[PATCH] aio: Add memcg accounting of user used data

Kirill Tkhai <ktkhai@xxxxxxxxxxxxx> · Tue, 05 Dec 2017 13:00:54 +0300

Currently, number of available aio requests may be
limited only globally. There are two sysctl variables
aio_max_nr and aio_nr, which implement the limitation
and request accounting. They help to avoid
the situation, when all the memory is eaten in-flight
requests, which are written by slow block device,
and which can't be reclaimed by shrinker.

This meets the problem in case of many containers
are used on the hardware node. Since aio_max_nr is
a global limit, any container may occupy the whole
available aio requests, and to deprive others the
possibility to use aio at all. The situation may
happen because of evil intentions of the container's
user or because of the program error, when the user
makes this occasionally

The patch allows to fix the problem. It adds memcg
accounting of user used aio data (the biggest is
the bunch of aio_kiocb; ring buffer is the second
biggest), so a user of a certain memcg won't be able
to allocate more aio requests memory, then the cgroup
allows, and he will bumped into the limit.
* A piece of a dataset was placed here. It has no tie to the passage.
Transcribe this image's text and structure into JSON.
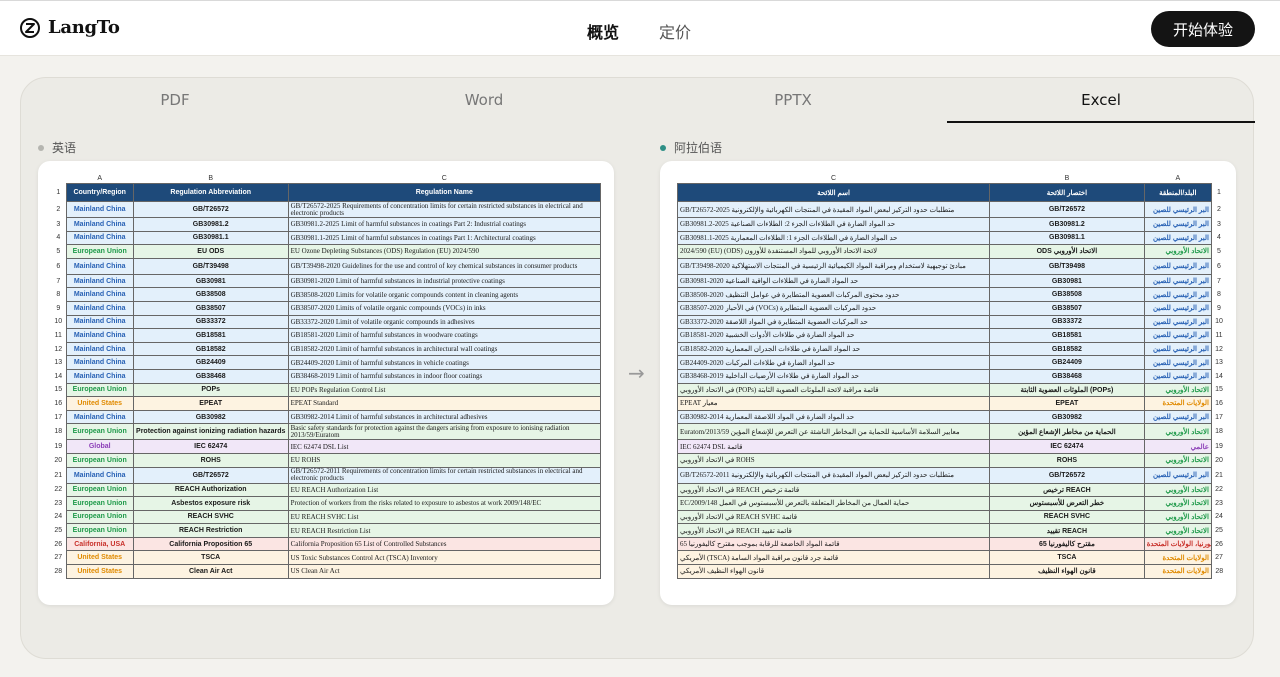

This may be useful for LXC and for protection of some
critical microservices.

Suggested-by: Tejun Heo <tj@xxxxxxxxxx>
Signed-off-by: Kirill Tkhai <ktkhai@xxxxxxxxxxxxx>
---
 fs/aio.c |   12 ++++++------
 1 file changed, 6 insertions(+), 6 deletions(-)

diff --git a/fs/aio.c b/fs/aio.c
index e6de7715228c..1431d0867a7e 100644
--- a/fs/aio.c
+++ b/fs/aio.c
@@ -481,7 +481,7 @@ static int aio_setup_ring(struct kioctx *ctx, unsigned int nr_events)
 	ctx->ring_pages = ctx->internal_pages;
 	if (nr_pages > AIO_RING_PAGES) {
 		ctx->ring_pages = kcalloc(nr_pages, sizeof(struct page *),
-					  GFP_KERNEL);
+					  GFP_KERNEL_ACCOUNT);
 		if (!ctx->ring_pages) {
 			put_aio_ring_file(ctx);
 			return -ENOMEM;
@@ -490,8 +490,8 @@ static int aio_setup_ring(struct kioctx *ctx, unsigned int nr_events)
 
 	for (i = 0; i < nr_pages; i++) {
 		struct page *page;
-		page = find_or_create_page(file->f_mapping,
-					   i, GFP_HIGHUSER | __GFP_ZERO);
+		page = find_or_create_page(file->f_mapping, i,
+				GFP_HIGHUSER | __GFP_ZERO | __GFP_ACCOUNT);
 		if (!page)
 			break;
 		pr_debug("pid(%d) page[%d]->count=%d\n",
@@ -670,7 +670,7 @@ static int ioctx_add_table(struct kioctx *ctx, struct mm_struct *mm)
 		spin_unlock(&mm->ioctx_lock);
 
 		table = kzalloc(sizeof(*table) + sizeof(struct kioctx *) *
-				new_nr, GFP_KERNEL);
+				new_nr, GFP_KERNEL_ACCOUNT);
 		if (!table)
 			return -ENOMEM;
 
@@ -740,7 +740,7 @@ static struct kioctx *ioctx_alloc(unsigned nr_events)
 	if (!nr_events || (unsigned long)max_reqs > aio_max_nr)
 		return ERR_PTR(-EAGAIN);
 
-	ctx = kmem_cache_zalloc(kioctx_cachep, GFP_KERNEL);
+	ctx = kmem_cache_zalloc(kioctx_cachep, GFP_KERNEL_ACCOUNT);
 	if (!ctx)
 		return ERR_PTR(-ENOMEM);
 
@@ -1030,7 +1030,7 @@ static inline struct aio_kiocb *aio_get_req(struct kioctx *ctx)
 			return NULL;
 	}
 
-	req = kmem_cache_alloc(kiocb_cachep, GFP_KERNEL|__GFP_ZERO);
+	req = kmem_cache_zalloc(kiocb_cachep, GFP_KERNEL_ACCOUNT);
 	if (unlikely(!req))
 		goto out_put;